Неожиданно Женя подумал, что эта Фая и его Пат одинаково рыжие. Вся разница только в оттенке. У этой волосы – как медная проволока, а оттого и вся она кажется вульгарной, а у ма рыжина какого-то благородного, притушенного цвета.

«Что за дикое сравнение?» – одернул он себя, но – нет, никуда не девалась, не исчезала эту дурацкая мысль.

Женя поднялся, спрыгнул с полки, выскочил из купе.

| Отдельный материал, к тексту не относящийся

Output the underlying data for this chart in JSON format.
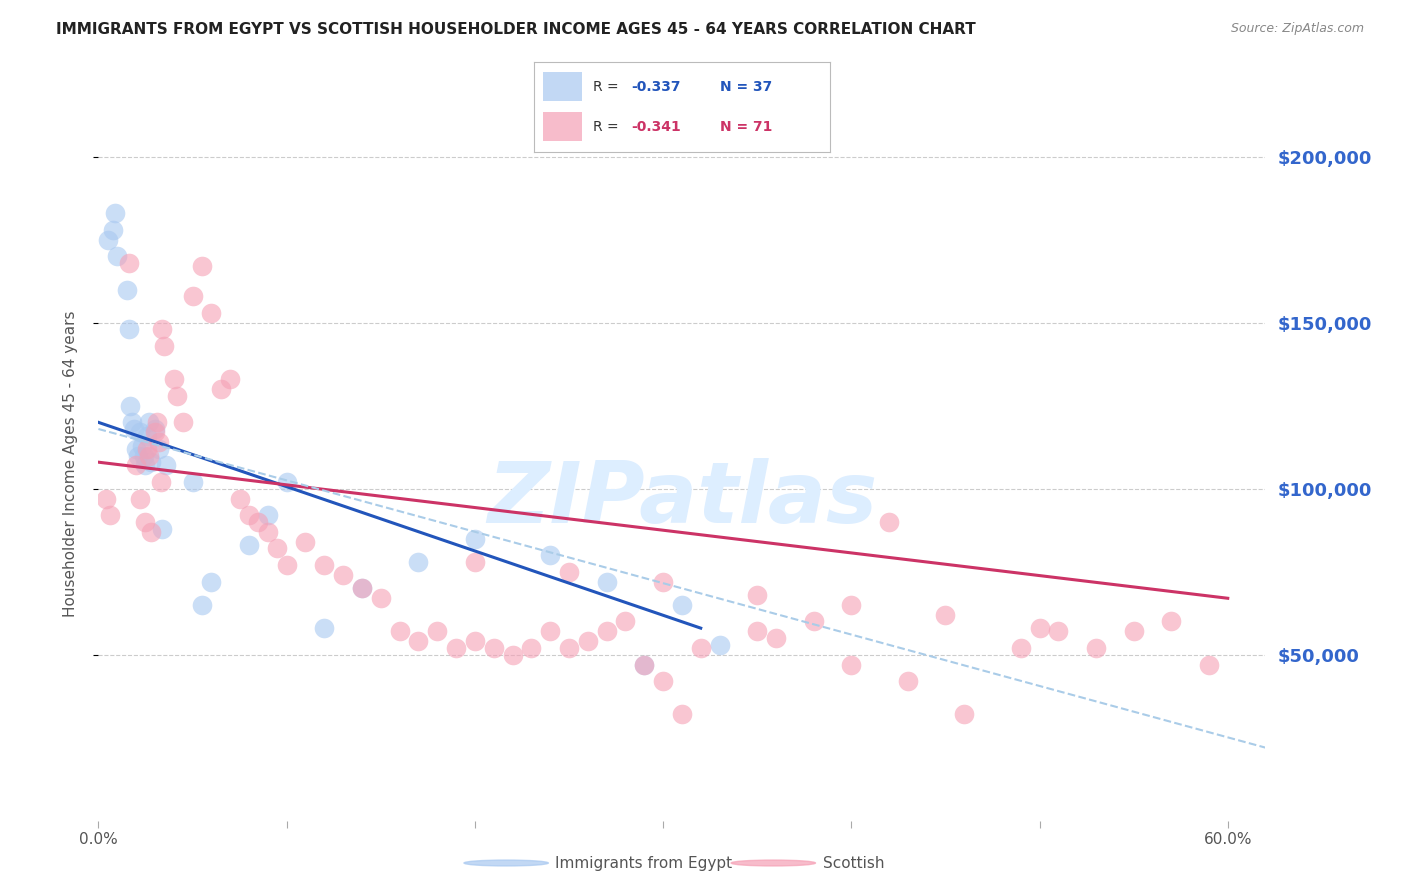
{
  "title": "IMMIGRANTS FROM EGYPT VS SCOTTISH HOUSEHOLDER INCOME AGES 45 - 64 YEARS CORRELATION CHART",
  "source": "Source: ZipAtlas.com",
  "ylabel": "Householder Income Ages 45 - 64 years",
  "ytick_values": [
    50000,
    100000,
    150000,
    200000
  ],
  "ytick_labels": [
    "$50,000",
    "$100,000",
    "$150,000",
    "$200,000"
  ],
  "ylim": [
    0,
    215000
  ],
  "xlim": [
    0.0,
    0.62
  ],
  "blue_fill": "#a8c8f0",
  "pink_fill": "#f5a0b5",
  "blue_line": "#2255bb",
  "pink_line": "#cc3366",
  "dashed_color": "#aacce8",
  "right_label_color": "#3366cc",
  "title_color": "#222222",
  "source_color": "#888888",
  "grid_color": "#cccccc",
  "bg_color": "#ffffff",
  "watermark_color": "#ddeeff",
  "blue_scatter_x": [
    0.005,
    0.008,
    0.009,
    0.015,
    0.016,
    0.017,
    0.018,
    0.019,
    0.02,
    0.021,
    0.022,
    0.023,
    0.024,
    0.025,
    0.026,
    0.027,
    0.028,
    0.03,
    0.032,
    0.034,
    0.036,
    0.05,
    0.055,
    0.06,
    0.08,
    0.09,
    0.1,
    0.12,
    0.14,
    0.17,
    0.2,
    0.24,
    0.27,
    0.29,
    0.31,
    0.33,
    0.01
  ],
  "blue_scatter_y": [
    175000,
    178000,
    183000,
    160000,
    148000,
    125000,
    120000,
    118000,
    112000,
    110000,
    117000,
    113000,
    110000,
    107000,
    116000,
    120000,
    108000,
    118000,
    112000,
    88000,
    107000,
    102000,
    65000,
    72000,
    83000,
    92000,
    102000,
    58000,
    70000,
    78000,
    85000,
    80000,
    72000,
    47000,
    65000,
    53000,
    170000
  ],
  "pink_scatter_x": [
    0.004,
    0.006,
    0.016,
    0.02,
    0.022,
    0.025,
    0.026,
    0.027,
    0.028,
    0.03,
    0.031,
    0.032,
    0.033,
    0.034,
    0.035,
    0.04,
    0.042,
    0.045,
    0.05,
    0.055,
    0.06,
    0.065,
    0.07,
    0.075,
    0.08,
    0.085,
    0.09,
    0.095,
    0.1,
    0.11,
    0.12,
    0.13,
    0.14,
    0.15,
    0.16,
    0.17,
    0.18,
    0.19,
    0.2,
    0.21,
    0.22,
    0.23,
    0.24,
    0.25,
    0.26,
    0.27,
    0.28,
    0.29,
    0.3,
    0.31,
    0.32,
    0.35,
    0.38,
    0.4,
    0.43,
    0.46,
    0.49,
    0.51,
    0.53,
    0.55,
    0.57,
    0.59,
    0.2,
    0.25,
    0.3,
    0.35,
    0.4,
    0.45,
    0.5,
    0.42,
    0.36
  ],
  "pink_scatter_y": [
    97000,
    92000,
    168000,
    107000,
    97000,
    90000,
    112000,
    110000,
    87000,
    117000,
    120000,
    114000,
    102000,
    148000,
    143000,
    133000,
    128000,
    120000,
    158000,
    167000,
    153000,
    130000,
    133000,
    97000,
    92000,
    90000,
    87000,
    82000,
    77000,
    84000,
    77000,
    74000,
    70000,
    67000,
    57000,
    54000,
    57000,
    52000,
    54000,
    52000,
    50000,
    52000,
    57000,
    52000,
    54000,
    57000,
    60000,
    47000,
    42000,
    32000,
    52000,
    57000,
    60000,
    47000,
    42000,
    32000,
    52000,
    57000,
    52000,
    57000,
    60000,
    47000,
    78000,
    75000,
    72000,
    68000,
    65000,
    62000,
    58000,
    90000,
    55000
  ],
  "blue_line_x": [
    0.0,
    0.32
  ],
  "blue_line_y": [
    120000,
    58000
  ],
  "pink_line_x": [
    0.0,
    0.6
  ],
  "pink_line_y": [
    108000,
    67000
  ],
  "dashed_line_x": [
    0.0,
    0.62
  ],
  "dashed_line_y": [
    118000,
    22000
  ]
}
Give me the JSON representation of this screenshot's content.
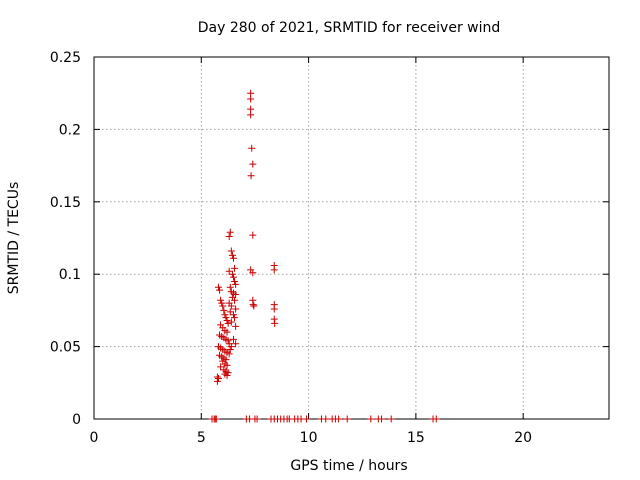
{
  "chart_data": {
    "type": "scatter",
    "title": "Day 280 of 2021, SRMTID for receiver wind",
    "xlabel": "GPS time / hours",
    "ylabel": "SRMTID / TECUs",
    "xlim": [
      0,
      24
    ],
    "ylim": [
      0,
      0.25
    ],
    "xticks": [
      0,
      5,
      10,
      15,
      20
    ],
    "yticks": [
      0,
      0.05,
      0.1,
      0.15,
      0.2,
      0.25
    ],
    "xtick_labels": [
      "0",
      "5",
      "10",
      "15",
      "20"
    ],
    "ytick_labels": [
      "0",
      "0.05",
      "0.1",
      "0.15",
      "0.2",
      "0.25"
    ],
    "grid": true,
    "marker": "+",
    "color": "#cc0000",
    "series": [
      {
        "name": "SRMTID",
        "x": [
          7.3,
          7.3,
          7.3,
          7.3,
          7.35,
          7.4,
          7.32,
          7.4,
          7.4,
          7.3,
          7.4,
          7.42,
          7.45,
          8.4,
          8.4,
          8.4,
          8.4,
          8.4,
          8.42,
          6.3,
          6.35,
          6.4,
          6.45,
          6.5,
          6.55,
          6.3,
          6.45,
          6.5,
          6.55,
          6.6,
          6.35,
          6.4,
          6.5,
          6.6,
          6.45,
          6.55,
          6.3,
          6.4,
          6.6,
          6.35,
          6.5,
          6.55,
          6.4,
          6.6,
          6.5,
          6.6,
          5.8,
          5.85,
          5.9,
          5.95,
          6.0,
          6.05,
          6.1,
          6.15,
          6.2,
          6.25,
          5.9,
          6.0,
          6.1,
          6.2,
          5.85,
          5.95,
          6.05,
          6.15,
          6.25,
          6.3,
          5.8,
          5.9,
          6.0,
          6.1,
          6.2,
          6.3,
          5.85,
          5.95,
          6.05,
          6.15,
          6.0,
          6.1,
          6.2,
          5.9,
          6.05,
          6.15,
          6.25,
          6.1,
          6.2,
          5.75,
          5.8,
          5.75,
          6.35,
          6.4,
          5.5,
          5.6,
          5.65,
          5.7,
          7.1,
          7.25,
          7.5,
          7.6,
          8.25,
          8.4,
          8.55,
          8.7,
          8.85,
          9.0,
          9.1,
          9.35,
          9.5,
          9.65,
          9.9,
          10.6,
          10.8,
          11.1,
          11.25,
          11.4,
          11.8,
          12.9,
          13.25,
          13.4,
          13.85,
          15.8,
          15.95
        ],
        "y": [
          0.225,
          0.221,
          0.214,
          0.21,
          0.187,
          0.176,
          0.168,
          0.127,
          0.101,
          0.103,
          0.082,
          0.079,
          0.078,
          0.106,
          0.103,
          0.079,
          0.076,
          0.069,
          0.066,
          0.126,
          0.129,
          0.116,
          0.113,
          0.111,
          0.104,
          0.102,
          0.1,
          0.098,
          0.095,
          0.093,
          0.091,
          0.088,
          0.087,
          0.086,
          0.084,
          0.082,
          0.08,
          0.078,
          0.076,
          0.074,
          0.072,
          0.07,
          0.067,
          0.064,
          0.055,
          0.052,
          0.091,
          0.089,
          0.082,
          0.08,
          0.078,
          0.075,
          0.072,
          0.07,
          0.068,
          0.066,
          0.065,
          0.063,
          0.061,
          0.06,
          0.058,
          0.057,
          0.056,
          0.055,
          0.054,
          0.052,
          0.05,
          0.049,
          0.048,
          0.047,
          0.046,
          0.045,
          0.044,
          0.043,
          0.042,
          0.041,
          0.04,
          0.038,
          0.037,
          0.036,
          0.034,
          0.033,
          0.032,
          0.031,
          0.03,
          0.029,
          0.028,
          0.026,
          0.048,
          0.05,
          0,
          0,
          0,
          0,
          0,
          0,
          0,
          0,
          0,
          0,
          0,
          0,
          0,
          0,
          0,
          0,
          0,
          0,
          0,
          0,
          0,
          0,
          0,
          0,
          0,
          0,
          0,
          0,
          0,
          0,
          0
        ]
      }
    ]
  }
}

– Что это с ним? – спросила рыжая вслед, но он захлопнул дверь, ушёл юнец в конец коридора.

Минут через пять вышел ветеринар. Достал мундштук, вставил в него сигаретку, подошёл к Жене.

– Ну что, малец, – спросил он, прокашлявшись, – тошно тебе слушать бабью брехню?

Женя пожал плечами.

– Да нет, – ответил. Помолчав, прибавил: – Они хоть не врут. Честные.

Дед хмыкнул, подвигал бровями, чиркнул спичкой, затянулся. Времени подумать достаточно. Сказал:

– Я уже и сам так подумал. Да только больно дрянная эта их честность. – Помотал головой. – До чего женщины дошли! Пусть не все! Пусть их мало! А все равно – много!

Они молчали. Мимо проносились белые камни, неровная, ненарядная земля, не прикрытая зеленью и цветами, совсем как не прибранная красивыми словами настоящая правда.

Стало смеркаться.

Женя перевел взгляд на стену вагонного коридора и заметил расписание поезда. Поздно вечером они прибудут на станцию, где простоят целых полчаса. Неожиданно он подумал, что может совершенно спокойно освободиться от самой серьезной погони. Надо только дать ясную и выразительную телеграмму, вот и все. В лагерь и домой.

Он повеселел, приняв мудрое решение.

* * *

С вокзала ушёл последний поезд, от пирса отчалил последний пароход, и хотя еще три рейса должны были подняться в воздух с аэродрома, в списках пассажиров фамилия Жени не значилась.

Да он и не мог улететь самолетом – слишком большой риск.

– Ну, что будем делать? – спросил начальник лагеря. – Объявляем всесоюзный розыск?

Школа-интернат, где по бумагам числился Женя, разговаривала голосом завуча Шевелевой довольно строптиво, с вызовом, а когда начлагеря сказал, что вынужден будет звонить в тамошний горком партии, ответила:

– Вот-вот, позвоните туда. Там вам подробней ответят, кто такой Евгений Егоренков и чей он сын.

– Сын? – почти взвыл начальник. – Но здесь же черным по белому указано, что родителей у него нет. И что он ваш ученик.

– Я ничего не знаю, – сказала завуч Шевелева деревянным голосом, довольно громко, на весь кабинет: слышимость была отменная, – я ничего не знаю, кроме одного: у нас такого ученика нет и никогда не было.

Они молчали с полчаса. Это был коллективный шок. Первой очнулась ветеранка Агаша:

– Банда тут ни при чем.

И хотя всем сразу стало не по себе, всё-таки решили ждать сообщения местной милиции.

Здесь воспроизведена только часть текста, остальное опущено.